Prefiro uma Igreja acidentada, ferida e
enlameada por ter saído pelas estradas, a uma Igreja enferma pelo fechamento e
a comodidade de se agarrar às próprias seguranças. Não quero uma Igreja
preocupada em ser o centro, e que acaba presa num emaranhado de obsessões e
procedimentos (Francisco, Bispo de Roma).
ORAR
Neste
domingo, a liturgia nos faz contemplar Abraão e Maria e a sua resposta de fé
alicerçada numa esperança absoluta. Abraão tinha noventa e nove anos e o Senhor
lhe promete um filho com Sara que, ao ouvir a promessa do Senhor, diz: “Eu já estou seca, será que irei sentir
prazer, com um marido tão velho?” (Gn 18, 12). O Senhor anuncia a Maria,
a favorecida, um filho ainda que ela não convivesse com o seu noivo José.
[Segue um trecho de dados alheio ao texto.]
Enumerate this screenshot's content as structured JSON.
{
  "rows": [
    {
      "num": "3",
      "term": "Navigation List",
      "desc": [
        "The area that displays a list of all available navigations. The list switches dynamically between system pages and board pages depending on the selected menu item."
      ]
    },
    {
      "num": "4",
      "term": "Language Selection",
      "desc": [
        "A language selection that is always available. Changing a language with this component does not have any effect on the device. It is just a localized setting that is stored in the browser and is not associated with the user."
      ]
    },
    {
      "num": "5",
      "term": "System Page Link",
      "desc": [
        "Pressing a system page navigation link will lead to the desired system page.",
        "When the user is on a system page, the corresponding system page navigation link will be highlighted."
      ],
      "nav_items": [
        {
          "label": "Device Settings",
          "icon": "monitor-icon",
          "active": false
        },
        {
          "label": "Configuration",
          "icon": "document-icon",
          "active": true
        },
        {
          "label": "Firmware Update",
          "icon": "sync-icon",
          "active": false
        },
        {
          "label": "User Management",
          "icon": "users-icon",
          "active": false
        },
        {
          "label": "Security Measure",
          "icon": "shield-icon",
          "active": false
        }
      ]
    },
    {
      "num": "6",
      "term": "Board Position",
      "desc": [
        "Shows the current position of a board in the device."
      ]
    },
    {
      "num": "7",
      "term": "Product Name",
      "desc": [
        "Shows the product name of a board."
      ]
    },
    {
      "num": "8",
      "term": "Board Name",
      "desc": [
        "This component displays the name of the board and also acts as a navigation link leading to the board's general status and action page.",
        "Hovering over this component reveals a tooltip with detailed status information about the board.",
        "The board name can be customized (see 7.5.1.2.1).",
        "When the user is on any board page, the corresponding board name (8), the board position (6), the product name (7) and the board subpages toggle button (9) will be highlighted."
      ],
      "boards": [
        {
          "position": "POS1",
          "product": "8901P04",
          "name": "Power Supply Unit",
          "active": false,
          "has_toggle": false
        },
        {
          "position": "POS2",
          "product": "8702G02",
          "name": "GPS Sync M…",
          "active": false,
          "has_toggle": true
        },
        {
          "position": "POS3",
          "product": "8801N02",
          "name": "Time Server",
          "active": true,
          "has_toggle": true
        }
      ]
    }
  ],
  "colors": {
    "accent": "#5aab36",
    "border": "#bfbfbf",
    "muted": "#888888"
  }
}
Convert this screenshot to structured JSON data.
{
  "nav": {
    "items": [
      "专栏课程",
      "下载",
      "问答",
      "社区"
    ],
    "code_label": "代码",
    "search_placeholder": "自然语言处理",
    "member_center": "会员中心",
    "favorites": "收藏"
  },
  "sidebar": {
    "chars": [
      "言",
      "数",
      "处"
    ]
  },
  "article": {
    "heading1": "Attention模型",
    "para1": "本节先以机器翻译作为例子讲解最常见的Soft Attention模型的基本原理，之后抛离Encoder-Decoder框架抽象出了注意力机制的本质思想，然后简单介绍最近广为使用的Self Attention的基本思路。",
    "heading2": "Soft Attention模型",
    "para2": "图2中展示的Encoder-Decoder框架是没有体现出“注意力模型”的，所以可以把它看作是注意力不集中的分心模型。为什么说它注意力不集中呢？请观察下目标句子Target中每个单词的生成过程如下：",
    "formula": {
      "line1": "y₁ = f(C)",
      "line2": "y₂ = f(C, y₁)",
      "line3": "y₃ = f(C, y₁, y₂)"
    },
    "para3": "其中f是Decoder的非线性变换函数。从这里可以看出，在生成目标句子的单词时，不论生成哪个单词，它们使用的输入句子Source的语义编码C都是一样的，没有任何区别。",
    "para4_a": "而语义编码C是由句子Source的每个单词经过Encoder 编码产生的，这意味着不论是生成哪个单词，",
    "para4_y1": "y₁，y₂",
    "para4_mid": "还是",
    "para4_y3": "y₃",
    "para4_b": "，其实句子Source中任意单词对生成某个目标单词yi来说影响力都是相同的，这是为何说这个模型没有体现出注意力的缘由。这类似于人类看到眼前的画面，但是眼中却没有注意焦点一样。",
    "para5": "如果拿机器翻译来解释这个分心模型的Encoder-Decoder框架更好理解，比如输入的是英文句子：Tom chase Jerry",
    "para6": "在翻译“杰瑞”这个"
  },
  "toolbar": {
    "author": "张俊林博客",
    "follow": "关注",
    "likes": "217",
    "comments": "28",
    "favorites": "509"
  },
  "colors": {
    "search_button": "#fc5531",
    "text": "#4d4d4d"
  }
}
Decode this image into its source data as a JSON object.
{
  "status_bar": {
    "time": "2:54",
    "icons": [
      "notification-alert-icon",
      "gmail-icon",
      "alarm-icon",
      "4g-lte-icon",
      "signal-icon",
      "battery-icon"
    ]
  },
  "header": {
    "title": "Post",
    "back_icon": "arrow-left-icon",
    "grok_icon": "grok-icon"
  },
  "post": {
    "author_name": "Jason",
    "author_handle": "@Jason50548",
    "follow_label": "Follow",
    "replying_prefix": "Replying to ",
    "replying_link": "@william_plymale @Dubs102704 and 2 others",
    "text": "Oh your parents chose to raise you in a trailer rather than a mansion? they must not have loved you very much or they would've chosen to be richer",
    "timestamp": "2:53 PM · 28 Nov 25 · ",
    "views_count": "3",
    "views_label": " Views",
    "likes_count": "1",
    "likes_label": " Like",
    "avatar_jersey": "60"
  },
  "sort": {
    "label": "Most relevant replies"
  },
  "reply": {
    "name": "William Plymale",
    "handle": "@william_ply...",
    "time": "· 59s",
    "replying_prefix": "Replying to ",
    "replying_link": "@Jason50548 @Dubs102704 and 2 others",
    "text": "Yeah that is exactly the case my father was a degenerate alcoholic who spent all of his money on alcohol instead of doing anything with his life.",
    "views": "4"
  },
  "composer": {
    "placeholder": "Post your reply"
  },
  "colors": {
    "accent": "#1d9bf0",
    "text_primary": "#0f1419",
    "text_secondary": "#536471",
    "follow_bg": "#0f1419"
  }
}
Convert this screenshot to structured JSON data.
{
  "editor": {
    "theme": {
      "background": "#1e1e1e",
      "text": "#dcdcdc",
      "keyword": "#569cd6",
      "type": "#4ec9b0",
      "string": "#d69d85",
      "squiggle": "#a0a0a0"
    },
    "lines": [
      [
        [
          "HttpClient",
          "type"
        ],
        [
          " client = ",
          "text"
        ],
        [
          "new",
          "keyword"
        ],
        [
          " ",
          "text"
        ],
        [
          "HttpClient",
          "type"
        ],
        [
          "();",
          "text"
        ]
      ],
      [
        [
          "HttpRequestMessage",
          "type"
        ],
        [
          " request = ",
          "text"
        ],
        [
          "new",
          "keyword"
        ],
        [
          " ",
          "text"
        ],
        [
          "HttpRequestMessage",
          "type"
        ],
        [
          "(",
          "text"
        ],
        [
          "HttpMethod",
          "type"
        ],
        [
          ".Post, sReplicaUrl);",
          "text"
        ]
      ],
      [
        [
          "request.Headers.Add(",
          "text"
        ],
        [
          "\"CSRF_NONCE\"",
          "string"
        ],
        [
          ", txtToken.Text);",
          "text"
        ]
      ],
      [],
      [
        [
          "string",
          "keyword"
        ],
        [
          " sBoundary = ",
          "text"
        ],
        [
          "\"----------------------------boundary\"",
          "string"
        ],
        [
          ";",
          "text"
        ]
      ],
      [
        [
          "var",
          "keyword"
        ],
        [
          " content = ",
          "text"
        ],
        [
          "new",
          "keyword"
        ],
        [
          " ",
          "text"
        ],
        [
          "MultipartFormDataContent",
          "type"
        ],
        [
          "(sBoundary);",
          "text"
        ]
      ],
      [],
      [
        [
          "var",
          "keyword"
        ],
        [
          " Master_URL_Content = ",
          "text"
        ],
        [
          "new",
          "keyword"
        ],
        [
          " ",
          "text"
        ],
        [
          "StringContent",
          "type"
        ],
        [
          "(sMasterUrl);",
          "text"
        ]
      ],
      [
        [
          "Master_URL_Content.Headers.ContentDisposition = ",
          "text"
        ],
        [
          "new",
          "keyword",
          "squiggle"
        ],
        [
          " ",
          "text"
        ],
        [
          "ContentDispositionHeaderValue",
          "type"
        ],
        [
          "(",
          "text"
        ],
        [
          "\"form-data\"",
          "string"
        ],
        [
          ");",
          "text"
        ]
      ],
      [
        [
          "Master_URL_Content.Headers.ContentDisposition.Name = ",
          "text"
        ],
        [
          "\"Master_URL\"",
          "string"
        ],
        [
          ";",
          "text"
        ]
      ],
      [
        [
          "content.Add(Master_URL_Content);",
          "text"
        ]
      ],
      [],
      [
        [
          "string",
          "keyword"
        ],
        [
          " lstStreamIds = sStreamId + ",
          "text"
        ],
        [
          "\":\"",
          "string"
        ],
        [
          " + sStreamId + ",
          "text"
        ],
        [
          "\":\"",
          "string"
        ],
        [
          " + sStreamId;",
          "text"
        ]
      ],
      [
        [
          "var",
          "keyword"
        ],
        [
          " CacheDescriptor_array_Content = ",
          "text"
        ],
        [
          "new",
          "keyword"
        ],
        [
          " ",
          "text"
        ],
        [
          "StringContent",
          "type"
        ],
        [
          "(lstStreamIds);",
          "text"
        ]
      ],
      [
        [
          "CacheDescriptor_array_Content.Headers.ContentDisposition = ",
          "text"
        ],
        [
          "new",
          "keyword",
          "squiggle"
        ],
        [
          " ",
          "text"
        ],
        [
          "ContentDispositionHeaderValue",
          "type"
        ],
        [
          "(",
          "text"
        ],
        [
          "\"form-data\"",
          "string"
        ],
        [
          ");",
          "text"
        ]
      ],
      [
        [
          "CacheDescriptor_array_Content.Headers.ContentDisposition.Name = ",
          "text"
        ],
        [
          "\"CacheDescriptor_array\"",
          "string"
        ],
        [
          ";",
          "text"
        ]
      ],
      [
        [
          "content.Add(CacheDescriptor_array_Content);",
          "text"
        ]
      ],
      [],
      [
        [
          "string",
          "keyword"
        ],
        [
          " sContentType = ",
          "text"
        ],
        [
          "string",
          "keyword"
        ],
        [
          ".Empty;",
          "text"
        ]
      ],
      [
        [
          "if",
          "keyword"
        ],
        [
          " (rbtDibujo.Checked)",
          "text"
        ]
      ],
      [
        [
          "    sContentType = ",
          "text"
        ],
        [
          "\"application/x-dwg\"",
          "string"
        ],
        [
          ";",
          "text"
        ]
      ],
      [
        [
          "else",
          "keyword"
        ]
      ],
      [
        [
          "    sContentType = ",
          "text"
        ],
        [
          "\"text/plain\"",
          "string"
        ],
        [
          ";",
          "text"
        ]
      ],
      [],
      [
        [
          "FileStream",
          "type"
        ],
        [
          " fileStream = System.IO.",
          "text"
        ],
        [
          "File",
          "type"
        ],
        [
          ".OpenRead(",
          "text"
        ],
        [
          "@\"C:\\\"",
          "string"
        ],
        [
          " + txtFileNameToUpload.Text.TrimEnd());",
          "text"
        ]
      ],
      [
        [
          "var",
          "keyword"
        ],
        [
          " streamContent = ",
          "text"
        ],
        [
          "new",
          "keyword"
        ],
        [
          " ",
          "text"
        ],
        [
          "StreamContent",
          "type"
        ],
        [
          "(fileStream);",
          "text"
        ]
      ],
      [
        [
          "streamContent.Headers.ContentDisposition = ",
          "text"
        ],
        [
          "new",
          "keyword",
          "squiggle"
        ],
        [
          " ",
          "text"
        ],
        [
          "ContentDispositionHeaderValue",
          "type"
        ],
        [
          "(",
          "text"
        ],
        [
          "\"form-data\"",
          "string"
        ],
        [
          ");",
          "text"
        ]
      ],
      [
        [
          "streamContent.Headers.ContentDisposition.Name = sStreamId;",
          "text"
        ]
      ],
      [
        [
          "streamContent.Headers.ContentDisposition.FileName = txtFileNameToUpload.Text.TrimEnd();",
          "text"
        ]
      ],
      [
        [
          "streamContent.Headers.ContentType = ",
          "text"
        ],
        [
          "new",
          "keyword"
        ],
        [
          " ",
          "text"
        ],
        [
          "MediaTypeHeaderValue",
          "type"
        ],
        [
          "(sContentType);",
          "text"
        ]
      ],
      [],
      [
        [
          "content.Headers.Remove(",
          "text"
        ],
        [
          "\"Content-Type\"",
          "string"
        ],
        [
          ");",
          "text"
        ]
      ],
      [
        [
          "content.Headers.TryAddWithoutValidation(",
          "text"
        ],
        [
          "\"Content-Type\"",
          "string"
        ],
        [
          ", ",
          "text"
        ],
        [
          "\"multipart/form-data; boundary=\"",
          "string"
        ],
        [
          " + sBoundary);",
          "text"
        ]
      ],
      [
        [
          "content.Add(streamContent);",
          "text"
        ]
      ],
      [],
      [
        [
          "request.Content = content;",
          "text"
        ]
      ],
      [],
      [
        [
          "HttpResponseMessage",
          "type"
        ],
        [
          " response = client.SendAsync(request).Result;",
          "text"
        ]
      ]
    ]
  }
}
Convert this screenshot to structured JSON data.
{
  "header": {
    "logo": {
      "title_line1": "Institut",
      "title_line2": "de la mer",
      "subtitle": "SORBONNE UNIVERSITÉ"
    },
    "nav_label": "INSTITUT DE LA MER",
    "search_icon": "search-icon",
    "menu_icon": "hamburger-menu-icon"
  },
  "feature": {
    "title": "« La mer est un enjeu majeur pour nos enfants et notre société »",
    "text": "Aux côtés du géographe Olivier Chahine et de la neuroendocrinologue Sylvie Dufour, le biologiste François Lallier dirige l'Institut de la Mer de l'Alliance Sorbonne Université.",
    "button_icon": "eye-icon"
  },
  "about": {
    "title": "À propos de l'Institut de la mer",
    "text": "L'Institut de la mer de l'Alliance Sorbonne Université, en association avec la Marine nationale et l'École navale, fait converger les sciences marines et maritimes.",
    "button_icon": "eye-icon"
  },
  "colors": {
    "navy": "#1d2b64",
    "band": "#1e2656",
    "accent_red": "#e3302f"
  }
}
Abraão responde “Eis-me aqui” e
antecipa a resposta da Virgem: “Eis
aqui a serva do Senhor, que sua palavra se cumpra em mim”. As descendências
prometidas ultrapassam a carne, pois o Senhor desafia: “Olha para o céu e conta as estrelas, se fores capaz! Assim será tua
descendência”. E Deus não
trapaceia! Para Deus, não existe uma vida leiga, pois toda a vida é totalmente e
eternamente consagrada. E esta vida consagrada ao amor conduz todos os homens e
mulheres que a escolhem a uma santidade mais radical e mais essencial: a de não trapacear! Os que trapaceiam
com a vida e com Deus se afastam da justiça e da verdade e neste cego
afastamento testemunham que trapacear é
necessariamente trair e matar. É no silêncio que esta família de Deus se expande e que o Espírito do
Senhor a conduz. É nos braços acolhedores de Simeão, movido pelo Espírito, que
a fragilidade do Menino se confia à humanidade e se cumpre a última profecia: “Agora, Senhor, segundo a tua promessa, deixas
teu servo ir em paz, porque meus olhos viram a tua salvação, que preparastes
diante de todos os povos: luz para iluminar as nações e glória de Israel, teu
povo”. Deus se faz dom
para que possamos nos doar uns
aos outros, especialmente aos que ainda não conhecem o Cristo, e só assim O
encontramos. Caso contrário, ainda que sejamos batizados, não conheceremos
Aquele que é puro Dom e nos esconderemos em aconchegos imaturos armados pela mediocridade
das nossas instituições religiosas. No silêncio é que Maria quer ser acolhida
por nós, pois é por ela que Jesus nos é dado e que o Espírito nos habita. No
silêncio, José acolhe o Mistério e se coloca peregrino para que o dom de Deus
não se esvaia e o Menino seja a Luz das Nações. No silêncio, Simeão soube
esperar e ultrapassar os limites do seu próprio eu que poderia se opor à
passagem da Luz, que tudo transforma em visibilidade e transparência. No
silêncio, tudo o que somos, temos e fazemos, recebemos do Espírito que nos
ensina a vigiar, como José e Maria, contemplando a face do Menino que nos foi
confiado. É nesta contemplação silenciosa que Ele abrirá nossos corações para
que, olhando os outros, não a nós mesmos nem a nossa igreja, saibamos “ver a salvação”. Aprendamos da
sabedoria africana que “a palavra digna
de veneração é o silêncio”, pois aquele que não sabe guardar o silêncio,
não sabe falar. Os Padres da Igreja chamam os que não sabem guardar e zelar
pelo silêncio de “Stabulum sine janua”
– estábulos sem porta. A Sagrada
Família nos ensina o recíproco zelo para que não se esmoreça o cumprimento do
destino pleno de Deus. Temos que ir às últimas consequências, pois o amor é o
vínculo da perfeição e o nosso primeiro próximo é esta Vida Divina colocada em
nossas mãos para que, como manjedouras de Deus, desde agora e para sempre, tornemo-nos
uma autêntica maternidade divina. Esta é a razão porque Jesus nos deixou uma
pequena frase perturbadora, mas irresistível: “Vede minha mãe e meus irmãos. Pois, quem cumpre a vontade de meu Pai do
céu, esse é meu irmão, irmã e mãe” (Mc 3, 34-35).
CONTEMPLAR
A Fuga no Egito, s.d.,
Arcabas (Jean-Marie Pirot) (1926-), óleo sobre tela, 81 cm x 100 cm, França.